On working with the Marciano brothers: “We work as a team and communicate a lot daily. Maurice and Paul and Armand [Marciano, senior executive vice president] are very passionate about the business and very close to the operation and I would like to keep it that way.”
On his authority at the company: “I feel that I have been given plenty of authority to do my job effectively.”
On Guess’s future: “I see tremendous opportunities for Guess,” both in terms of revenue growth and cutting costs, he said.
He added that keeping costs down will be a major focus for 2001.
“We are restructuring our operations to streamline our cost structure,” he said, adding that the company had put in a place a committee of 30 top executives to analyze costs and operations.
Maurice Marciano said he expects 2001’s results to be boosted by the company’s recent redesign of its core jeans styles, which are now hitting stores.

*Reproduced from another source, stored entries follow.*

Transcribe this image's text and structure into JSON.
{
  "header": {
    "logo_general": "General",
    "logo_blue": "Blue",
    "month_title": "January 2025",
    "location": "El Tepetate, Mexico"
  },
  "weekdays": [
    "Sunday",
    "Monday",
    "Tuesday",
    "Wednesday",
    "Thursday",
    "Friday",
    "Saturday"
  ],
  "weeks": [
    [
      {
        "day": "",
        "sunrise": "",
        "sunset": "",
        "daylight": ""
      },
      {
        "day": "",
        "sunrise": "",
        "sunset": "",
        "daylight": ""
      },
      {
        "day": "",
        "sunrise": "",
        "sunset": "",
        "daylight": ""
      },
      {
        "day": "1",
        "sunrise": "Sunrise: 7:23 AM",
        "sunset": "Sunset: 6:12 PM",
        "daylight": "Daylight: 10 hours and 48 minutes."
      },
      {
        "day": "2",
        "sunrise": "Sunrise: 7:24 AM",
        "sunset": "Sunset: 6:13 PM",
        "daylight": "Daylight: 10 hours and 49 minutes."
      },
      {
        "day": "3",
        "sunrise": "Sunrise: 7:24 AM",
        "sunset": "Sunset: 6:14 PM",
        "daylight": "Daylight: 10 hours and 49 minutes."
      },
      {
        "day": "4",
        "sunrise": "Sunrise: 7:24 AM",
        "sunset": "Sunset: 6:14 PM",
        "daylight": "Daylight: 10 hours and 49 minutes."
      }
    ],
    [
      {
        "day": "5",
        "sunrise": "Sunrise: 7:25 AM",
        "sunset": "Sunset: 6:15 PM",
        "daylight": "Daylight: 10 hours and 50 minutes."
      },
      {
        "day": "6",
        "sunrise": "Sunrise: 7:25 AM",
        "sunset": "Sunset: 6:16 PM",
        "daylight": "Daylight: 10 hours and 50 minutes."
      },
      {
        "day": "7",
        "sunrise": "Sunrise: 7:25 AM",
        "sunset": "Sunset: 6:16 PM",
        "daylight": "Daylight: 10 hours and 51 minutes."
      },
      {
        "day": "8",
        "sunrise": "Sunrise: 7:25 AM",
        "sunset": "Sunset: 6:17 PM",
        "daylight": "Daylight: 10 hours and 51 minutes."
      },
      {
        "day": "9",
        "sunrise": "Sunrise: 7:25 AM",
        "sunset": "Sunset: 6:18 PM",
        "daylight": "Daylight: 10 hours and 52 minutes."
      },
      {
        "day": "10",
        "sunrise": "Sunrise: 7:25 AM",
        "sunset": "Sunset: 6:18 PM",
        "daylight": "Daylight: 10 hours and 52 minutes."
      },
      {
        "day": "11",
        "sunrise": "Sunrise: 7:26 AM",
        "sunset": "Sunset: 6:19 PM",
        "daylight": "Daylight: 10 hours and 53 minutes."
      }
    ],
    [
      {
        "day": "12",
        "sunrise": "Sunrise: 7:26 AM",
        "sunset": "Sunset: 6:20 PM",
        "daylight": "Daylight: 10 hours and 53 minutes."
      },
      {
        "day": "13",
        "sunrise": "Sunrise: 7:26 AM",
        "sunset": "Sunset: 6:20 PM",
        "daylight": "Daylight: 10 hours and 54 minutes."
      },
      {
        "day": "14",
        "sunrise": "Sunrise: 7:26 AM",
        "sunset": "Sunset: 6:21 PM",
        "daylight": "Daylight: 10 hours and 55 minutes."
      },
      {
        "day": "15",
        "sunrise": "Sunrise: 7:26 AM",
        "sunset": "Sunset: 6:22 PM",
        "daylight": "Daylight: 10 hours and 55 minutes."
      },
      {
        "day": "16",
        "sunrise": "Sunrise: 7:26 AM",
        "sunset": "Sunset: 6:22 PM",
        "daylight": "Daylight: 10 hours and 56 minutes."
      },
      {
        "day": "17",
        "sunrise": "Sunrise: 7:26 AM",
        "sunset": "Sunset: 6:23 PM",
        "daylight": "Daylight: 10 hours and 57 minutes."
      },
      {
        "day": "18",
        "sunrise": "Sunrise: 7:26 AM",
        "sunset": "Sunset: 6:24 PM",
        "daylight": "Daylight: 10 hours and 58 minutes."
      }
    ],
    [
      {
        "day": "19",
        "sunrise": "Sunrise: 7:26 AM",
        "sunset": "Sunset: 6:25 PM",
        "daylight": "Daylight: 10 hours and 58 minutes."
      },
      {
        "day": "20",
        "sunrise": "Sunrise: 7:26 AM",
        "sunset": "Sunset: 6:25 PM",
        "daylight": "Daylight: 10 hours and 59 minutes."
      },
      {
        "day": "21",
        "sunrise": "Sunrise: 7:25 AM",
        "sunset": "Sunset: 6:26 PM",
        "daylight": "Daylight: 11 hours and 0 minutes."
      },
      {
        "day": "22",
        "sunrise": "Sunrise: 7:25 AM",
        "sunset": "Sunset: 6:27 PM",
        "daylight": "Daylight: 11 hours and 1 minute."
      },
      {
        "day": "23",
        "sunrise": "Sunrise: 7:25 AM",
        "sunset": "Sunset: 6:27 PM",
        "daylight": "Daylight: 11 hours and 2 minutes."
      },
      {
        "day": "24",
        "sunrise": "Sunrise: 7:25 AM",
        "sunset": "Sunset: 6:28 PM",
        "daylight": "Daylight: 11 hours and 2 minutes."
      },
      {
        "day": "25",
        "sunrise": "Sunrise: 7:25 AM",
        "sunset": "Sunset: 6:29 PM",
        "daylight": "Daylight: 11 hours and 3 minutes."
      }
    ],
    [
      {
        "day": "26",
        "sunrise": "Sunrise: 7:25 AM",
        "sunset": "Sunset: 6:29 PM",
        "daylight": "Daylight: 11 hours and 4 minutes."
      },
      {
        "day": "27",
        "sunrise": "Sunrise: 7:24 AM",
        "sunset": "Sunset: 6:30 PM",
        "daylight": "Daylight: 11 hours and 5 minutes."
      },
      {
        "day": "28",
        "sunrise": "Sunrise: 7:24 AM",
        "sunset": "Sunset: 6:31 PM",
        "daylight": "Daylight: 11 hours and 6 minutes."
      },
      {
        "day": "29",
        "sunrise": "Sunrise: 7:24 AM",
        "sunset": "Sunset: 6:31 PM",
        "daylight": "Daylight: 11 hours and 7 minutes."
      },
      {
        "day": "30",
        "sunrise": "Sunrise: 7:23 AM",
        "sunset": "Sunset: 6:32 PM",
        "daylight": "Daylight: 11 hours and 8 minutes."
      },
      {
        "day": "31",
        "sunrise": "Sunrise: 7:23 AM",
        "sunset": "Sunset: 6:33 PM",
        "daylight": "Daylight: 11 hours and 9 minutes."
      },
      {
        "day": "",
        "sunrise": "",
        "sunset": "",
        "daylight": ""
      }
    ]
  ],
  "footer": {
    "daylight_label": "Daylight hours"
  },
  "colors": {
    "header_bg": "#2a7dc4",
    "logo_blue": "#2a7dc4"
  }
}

“It’s all about new finishes, new material, new silhouettes and all that,” he said. “We are experiencing a very, very good response from the customers.”
Despite the redesign, Guess’s immediate results haven’t picked up. The company also said comp-store sales at its own stores were off 16.1 percent in February. Including new stores, sales were up 2.3 percent, to $26 million.
For the year, Guess recorded net income of $16.5 million, or 38 cents a diluted share, down 68.2 percent from $51.9 million, or $1.20 a share, in fiscal 1999. Net revenues were $779.2 million, up 29.9 percent from $599.7 million.
The full-year figures include the company’s restated results for the first three quarters, which in the final analysis are slightly different from the revisions the company offered in January.
First-quarter net income was $14.4 million, compared with the $15.4 million originally reported. In the second quarter, the company netted $6.8 million, not $12.1 million. Third-quarter net was $8.4 million, instead of the $5.6 million previously released.
Prior to the release of the numbers, Guess shares closed at $6.80 on the New York Stock Exchange, off 6 cents. The 52-week low was $3.50 and the high is $33.